Editors' pick

Birreria Paradiso

Birreria Paradiso photo

Editorial Review

Brews You Can Use

By Tom Sietsema
The Washington Post Magazine
Sunday, April 9, 2006

It's hot, and I'm parched. "I'll try a Hefeweizen, please."

Minutes later, with the kind of ceremony typically reserved for a wine order, my waiter plunges the head of a beer bottle deep into a tall glass, gracefully pulling up the bottle of fruity wheat ale as its golden contents fill the narrow space. When the bottle is nearly empty, the server tips it upright and gives the flask a quick shake, "to rouse the yeast," he cheerfully explains. The resulting foam is artfully swirled atop the surface of the beer in the glass, as if the cool brew were a cappuccino.

I've long enjoyed pie-eating at Pizzeria Paradiso, both the tiny original in Dupont Circle and the larger spinoff in Georgetown. These days, I like the latter more than ever. In February, owner Ruth Gresser took advantage of the younger Paradiso's additional space -- a basement dining room used mostly for parties -- to give her customers more of what she saw they were drinking: beer. She tapped Thor Cheston, one of her managers and a self-described "beer nerd," to draw up a list of great beers and see that the 100 or so brews, 17 of which are on tap, were properly presented in the nearly 50-seat Birreria Paradiso .

Frankly, I prefer drinking (and eating) upstairs, where sunlight pours through the windows by day and the massive, wood-burning pizza oven serves as a focal point. While the birreria counts some charms -- a fireplace, a stone-fronted bar, wood beams overhead -- it looks like a suburban rec room pretending to be a tavern. Yet the enthusiasm of the youthful staff and the moderate tabs make up for its deficiencies.

So do the voluminous suds. "I wanted to treat beer with the same respect wine gets," says Cheston. So he assembled a worldly collection of his favorite lagers, ales and stouts, and found the proper glassware to serve them in. Belgian brews are poured into tulip-shaped glasses, while hearty stouts land in snifters. Cheston also began offering flights of his liquid attractions -- in this case, a trio of 5 1/2-ounce samples of draft beer. My favorite tour brought together three American-crafted microbrews: Delaware's golden-hued Dogfish Head, tasting subtly of caramel; New York's spicy and spritzy Hennepin; and California's root beer-colored Old Rasputin Russian Imperial stout, which smacked of both chocolate and coffee. The $8 flight made for a cheap lesson: Beer is complex. Beer is a friend to food. Beer is more than something you should knock back at a ballpark or in front of a bowl of Doritos.

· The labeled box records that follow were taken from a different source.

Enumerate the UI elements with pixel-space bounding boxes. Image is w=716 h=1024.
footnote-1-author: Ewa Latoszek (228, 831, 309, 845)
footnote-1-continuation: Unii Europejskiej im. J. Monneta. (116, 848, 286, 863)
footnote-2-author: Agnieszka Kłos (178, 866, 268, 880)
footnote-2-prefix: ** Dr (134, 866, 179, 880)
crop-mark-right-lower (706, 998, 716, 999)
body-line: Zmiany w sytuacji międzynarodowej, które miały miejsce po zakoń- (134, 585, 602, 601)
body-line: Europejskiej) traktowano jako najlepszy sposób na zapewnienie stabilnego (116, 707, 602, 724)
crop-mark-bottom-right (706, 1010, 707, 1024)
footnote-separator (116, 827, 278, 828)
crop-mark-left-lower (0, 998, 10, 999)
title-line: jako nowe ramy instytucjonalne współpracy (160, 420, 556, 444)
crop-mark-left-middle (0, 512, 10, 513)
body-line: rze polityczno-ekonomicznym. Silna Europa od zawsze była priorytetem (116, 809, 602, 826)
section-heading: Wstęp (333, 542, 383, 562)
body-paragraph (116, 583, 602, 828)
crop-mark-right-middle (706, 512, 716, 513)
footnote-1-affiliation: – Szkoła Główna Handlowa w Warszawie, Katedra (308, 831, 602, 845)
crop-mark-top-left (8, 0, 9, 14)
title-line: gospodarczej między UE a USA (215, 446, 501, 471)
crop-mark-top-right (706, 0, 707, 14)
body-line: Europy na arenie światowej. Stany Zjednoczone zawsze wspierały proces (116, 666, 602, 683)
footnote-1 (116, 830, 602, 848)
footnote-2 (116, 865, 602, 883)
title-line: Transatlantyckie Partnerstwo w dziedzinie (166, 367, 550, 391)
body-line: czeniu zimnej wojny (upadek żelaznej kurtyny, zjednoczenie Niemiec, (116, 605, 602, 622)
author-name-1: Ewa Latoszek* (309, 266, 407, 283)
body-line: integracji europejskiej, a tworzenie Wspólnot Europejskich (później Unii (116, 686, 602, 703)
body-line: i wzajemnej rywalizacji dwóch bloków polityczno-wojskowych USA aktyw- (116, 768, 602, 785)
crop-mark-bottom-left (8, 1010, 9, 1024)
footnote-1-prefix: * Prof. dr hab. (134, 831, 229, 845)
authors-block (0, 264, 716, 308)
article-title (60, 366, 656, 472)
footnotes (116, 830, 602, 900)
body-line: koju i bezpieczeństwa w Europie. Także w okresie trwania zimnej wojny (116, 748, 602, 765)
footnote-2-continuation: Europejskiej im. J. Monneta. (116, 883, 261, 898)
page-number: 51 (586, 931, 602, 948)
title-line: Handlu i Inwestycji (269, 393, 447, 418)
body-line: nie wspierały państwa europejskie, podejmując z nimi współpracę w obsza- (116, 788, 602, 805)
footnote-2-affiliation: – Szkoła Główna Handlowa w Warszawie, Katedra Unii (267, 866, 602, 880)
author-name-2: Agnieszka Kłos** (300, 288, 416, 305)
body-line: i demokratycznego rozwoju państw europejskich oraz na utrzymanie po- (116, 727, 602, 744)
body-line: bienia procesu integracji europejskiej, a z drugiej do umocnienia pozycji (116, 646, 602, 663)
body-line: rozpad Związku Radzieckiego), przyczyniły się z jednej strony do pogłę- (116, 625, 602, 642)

You'll want something to chase your brew, of course. The menu in the birreria is identical to the one offered on the ground floor: a handful of flossy salads and sturdy sandwiches, 10 or so pizzas and a sheet with several daily specials.

The pizzas start with chewy, yeasty and heat-singed crusts, bases improved by their quality toppings. "Bottarga" comes with sweet chunks of tomato, garlic and dried tuna roe, and a white center that appears to be melted mozzarella but turns out to be a soft-cooked egg; poke the little mound with your fork, and its yolk trickles out, tinting and enriching the crust. "Siciliana" finds a colorful garden of vegetables -- ringlets of red onion, red pepper, thinly shaved eggplant -- on its pillowy crust. A recent special of capers, herb sauce and mussels in their shells would have been improved by fresher seafood. You can also come up with your own combination. Or try a sandwich, the best of which pairs full-flavored lamb with a good roll and a garnish of pickled vegetables.